Self-report reflects self-perception. Self-perception is not behavior. Someone who genuinely believes they are low in Neuroticism may exhibit high anxiety in contexts they don’t recognize as anxiety-producing. The self-report weight (0.35) is the highest single method, which means self-perception errors propagate into the final profile.

LLM inference inherits training biases. If the training data associates certain linguistic patterns with personality traits based on demographic correlations in the source literature, the inference will reproduce those correlations regardless of their validity for the specific individual. The r ~ .44 ceiling may partly reflect this bias.

Empath was originally weighted at 0.10 as a fourth inference method but has been removed from synthesis after analysis showed it measures language register rather than personality. It remains useful for comparing how word-usage patterns vary across corpus segments (formal vs. casual vs. AI-assisted writing), but its scores are no longer merged into the personality profile. The full analysis is in the research paper.
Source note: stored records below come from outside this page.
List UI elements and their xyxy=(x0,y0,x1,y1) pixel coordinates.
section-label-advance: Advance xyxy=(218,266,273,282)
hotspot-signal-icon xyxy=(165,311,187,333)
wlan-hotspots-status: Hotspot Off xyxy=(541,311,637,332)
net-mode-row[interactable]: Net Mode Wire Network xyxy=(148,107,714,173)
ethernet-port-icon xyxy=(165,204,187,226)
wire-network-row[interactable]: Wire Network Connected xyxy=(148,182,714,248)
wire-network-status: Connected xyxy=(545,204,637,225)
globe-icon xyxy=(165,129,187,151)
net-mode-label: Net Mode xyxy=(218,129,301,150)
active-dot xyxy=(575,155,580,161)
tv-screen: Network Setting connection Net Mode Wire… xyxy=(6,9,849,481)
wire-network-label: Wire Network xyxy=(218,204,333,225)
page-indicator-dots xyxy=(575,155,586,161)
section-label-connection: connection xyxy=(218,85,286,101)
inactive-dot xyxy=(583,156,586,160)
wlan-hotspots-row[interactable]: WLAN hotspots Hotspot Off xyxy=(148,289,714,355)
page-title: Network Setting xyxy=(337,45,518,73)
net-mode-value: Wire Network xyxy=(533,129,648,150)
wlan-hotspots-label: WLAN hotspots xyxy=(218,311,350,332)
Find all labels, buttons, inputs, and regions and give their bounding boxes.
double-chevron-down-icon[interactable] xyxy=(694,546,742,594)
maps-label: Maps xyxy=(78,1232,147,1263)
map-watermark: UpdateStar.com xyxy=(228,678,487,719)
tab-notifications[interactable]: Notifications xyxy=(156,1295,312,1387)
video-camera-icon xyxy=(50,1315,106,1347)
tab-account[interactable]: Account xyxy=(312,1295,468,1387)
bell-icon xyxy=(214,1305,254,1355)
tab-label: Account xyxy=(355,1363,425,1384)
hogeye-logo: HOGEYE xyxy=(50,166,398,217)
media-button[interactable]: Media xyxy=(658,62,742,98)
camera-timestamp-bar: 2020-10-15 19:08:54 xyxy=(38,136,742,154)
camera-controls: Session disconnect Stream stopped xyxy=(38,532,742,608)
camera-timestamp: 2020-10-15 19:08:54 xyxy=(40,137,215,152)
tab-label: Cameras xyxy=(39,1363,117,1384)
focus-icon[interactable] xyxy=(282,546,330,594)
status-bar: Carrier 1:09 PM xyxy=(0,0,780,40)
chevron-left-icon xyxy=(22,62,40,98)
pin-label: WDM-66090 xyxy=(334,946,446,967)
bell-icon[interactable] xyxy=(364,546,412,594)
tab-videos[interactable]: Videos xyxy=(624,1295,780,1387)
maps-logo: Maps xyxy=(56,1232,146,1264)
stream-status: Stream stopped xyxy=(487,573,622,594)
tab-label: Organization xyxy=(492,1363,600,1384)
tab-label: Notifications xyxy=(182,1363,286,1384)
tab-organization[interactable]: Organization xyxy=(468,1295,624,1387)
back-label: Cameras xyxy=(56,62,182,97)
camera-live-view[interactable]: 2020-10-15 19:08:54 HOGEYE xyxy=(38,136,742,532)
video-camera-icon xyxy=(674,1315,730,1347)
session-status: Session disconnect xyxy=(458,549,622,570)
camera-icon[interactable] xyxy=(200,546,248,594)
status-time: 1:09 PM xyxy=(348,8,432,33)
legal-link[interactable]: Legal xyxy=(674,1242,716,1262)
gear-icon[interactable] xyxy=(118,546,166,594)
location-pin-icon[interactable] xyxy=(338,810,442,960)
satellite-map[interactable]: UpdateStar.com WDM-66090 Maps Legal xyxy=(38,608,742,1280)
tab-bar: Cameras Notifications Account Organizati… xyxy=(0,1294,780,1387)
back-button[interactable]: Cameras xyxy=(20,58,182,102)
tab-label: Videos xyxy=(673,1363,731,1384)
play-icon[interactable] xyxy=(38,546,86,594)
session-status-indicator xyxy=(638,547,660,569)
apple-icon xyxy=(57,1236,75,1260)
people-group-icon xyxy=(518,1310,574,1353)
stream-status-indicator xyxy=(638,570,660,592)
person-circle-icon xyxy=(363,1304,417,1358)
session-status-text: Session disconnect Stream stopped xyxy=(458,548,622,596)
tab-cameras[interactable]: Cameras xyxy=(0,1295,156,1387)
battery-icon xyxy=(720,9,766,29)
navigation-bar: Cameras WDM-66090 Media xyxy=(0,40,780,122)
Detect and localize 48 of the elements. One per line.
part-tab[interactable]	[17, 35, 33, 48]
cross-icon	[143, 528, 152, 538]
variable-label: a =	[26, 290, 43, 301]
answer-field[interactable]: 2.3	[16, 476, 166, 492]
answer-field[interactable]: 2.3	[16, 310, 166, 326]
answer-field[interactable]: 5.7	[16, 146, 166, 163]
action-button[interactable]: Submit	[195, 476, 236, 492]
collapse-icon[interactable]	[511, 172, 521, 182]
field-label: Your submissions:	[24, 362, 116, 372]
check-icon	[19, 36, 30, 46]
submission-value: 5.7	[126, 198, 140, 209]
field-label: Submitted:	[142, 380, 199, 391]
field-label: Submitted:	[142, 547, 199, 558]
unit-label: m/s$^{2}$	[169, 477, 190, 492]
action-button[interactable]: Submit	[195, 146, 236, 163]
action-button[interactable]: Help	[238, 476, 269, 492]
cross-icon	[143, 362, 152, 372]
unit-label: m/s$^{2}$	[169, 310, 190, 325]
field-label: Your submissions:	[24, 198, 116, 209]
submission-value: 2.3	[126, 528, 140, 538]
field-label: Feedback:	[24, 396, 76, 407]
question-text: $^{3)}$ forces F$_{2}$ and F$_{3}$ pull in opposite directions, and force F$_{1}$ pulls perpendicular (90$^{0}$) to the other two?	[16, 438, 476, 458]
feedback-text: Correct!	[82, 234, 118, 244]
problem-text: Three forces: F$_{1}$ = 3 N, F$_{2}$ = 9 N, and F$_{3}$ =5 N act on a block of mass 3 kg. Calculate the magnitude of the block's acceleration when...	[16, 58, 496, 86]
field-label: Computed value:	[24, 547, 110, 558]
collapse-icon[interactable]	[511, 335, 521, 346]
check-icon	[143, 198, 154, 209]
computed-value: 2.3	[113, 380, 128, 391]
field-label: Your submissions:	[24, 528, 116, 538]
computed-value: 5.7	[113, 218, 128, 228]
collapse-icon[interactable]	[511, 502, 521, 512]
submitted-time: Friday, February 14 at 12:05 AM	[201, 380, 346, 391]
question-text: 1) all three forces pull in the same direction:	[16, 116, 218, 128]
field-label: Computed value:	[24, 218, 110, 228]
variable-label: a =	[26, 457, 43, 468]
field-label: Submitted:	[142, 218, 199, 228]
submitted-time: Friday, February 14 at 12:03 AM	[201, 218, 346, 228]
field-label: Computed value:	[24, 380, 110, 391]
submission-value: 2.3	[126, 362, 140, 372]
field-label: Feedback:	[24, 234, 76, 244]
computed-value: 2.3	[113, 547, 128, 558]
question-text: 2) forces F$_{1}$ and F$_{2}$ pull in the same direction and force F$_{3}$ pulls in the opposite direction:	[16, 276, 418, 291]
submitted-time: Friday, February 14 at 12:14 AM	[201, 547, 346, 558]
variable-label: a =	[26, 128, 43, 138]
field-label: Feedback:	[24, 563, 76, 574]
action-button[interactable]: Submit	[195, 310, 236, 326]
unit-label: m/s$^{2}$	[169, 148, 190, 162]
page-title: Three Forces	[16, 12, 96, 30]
The persona mapping that converts scores to behavioral predictions is heuristic, not ground truth. The mapping from “ECR-R Anxiety = 67, Avoidance = 9” to “Seeks reassurance when stressed but doesn’t withdraw; prefers direct emotional engagement” is an interpretive act. It’s informed by the clinical literature on attachment dimensions, but it’s still an inference about behavior from a score that measures self-reported tendency. The persona model is a useful approximation. It is not a truth.

Some behavioral statements that sound actionable actually describe internal processes the model can’t observe. “Experiences a competence gap between felt and demonstrated ability” is not something the model can detect. What it can do: “Don’t attribute hesitation to lack of knowledge; the user likely knows more than their confidence suggests.” The temporal awareness problem lurks in every behavioral specification that references internal states.

The Repo

Psyche is open-source on GitHub. The web app runs the instrument battery (React 19, TypeScript, Vite, with single-item display navigated by keyboard). The analysis pipeline runs the three inference methods and produces the unified profile (Python, Anthropic SDK as an optional dependency). Empath is included for corpus characterization but excluded from personality synthesis.

You need: a text corpus (the more diverse the better), 75 minutes for the instruments, and an Anthropic API key if you want LLM inference (the Empath method runs locally, no API needed).

You get: a structured profile JSON, a 2,000-4,000 word narrative report, and a ~500 word behavioral snippet designed for injection into a system prompt.

What’s Next

We haven’t tested whether the behavioral snippet actually changes Claude’s responses in measurable ways. The claim that behavioral specifications outperform trait labels is theoretically motivated but empirically unvalidated.

There’s a clean experimental design for that. Reverse the Peters, Cerf, and Matz methodology: instead of predicting personality from text, test whether personality context shifts AI behavior toward the profiled person’s preferences. Four conditions (no context, trait labels, behavioral snippet, full persona model) rated blind by the profiled person across thirty diverse prompts.

The prediction: trait labels perform no better than baseline. Behavioral snippets perform substantially better. The full persona model adds marginal improvement over the snippet, if any. The design document is in the repo. The implementation is a future project.

The interesting failure mode would be if trait labels actually do help, if the model can translate “High Openness” into different behavior without explicit instructions. That would mean the bottleneck isn’t the label format but the model’s ability to operationalize abstract descriptions. Worth testing. Worth being wrong about.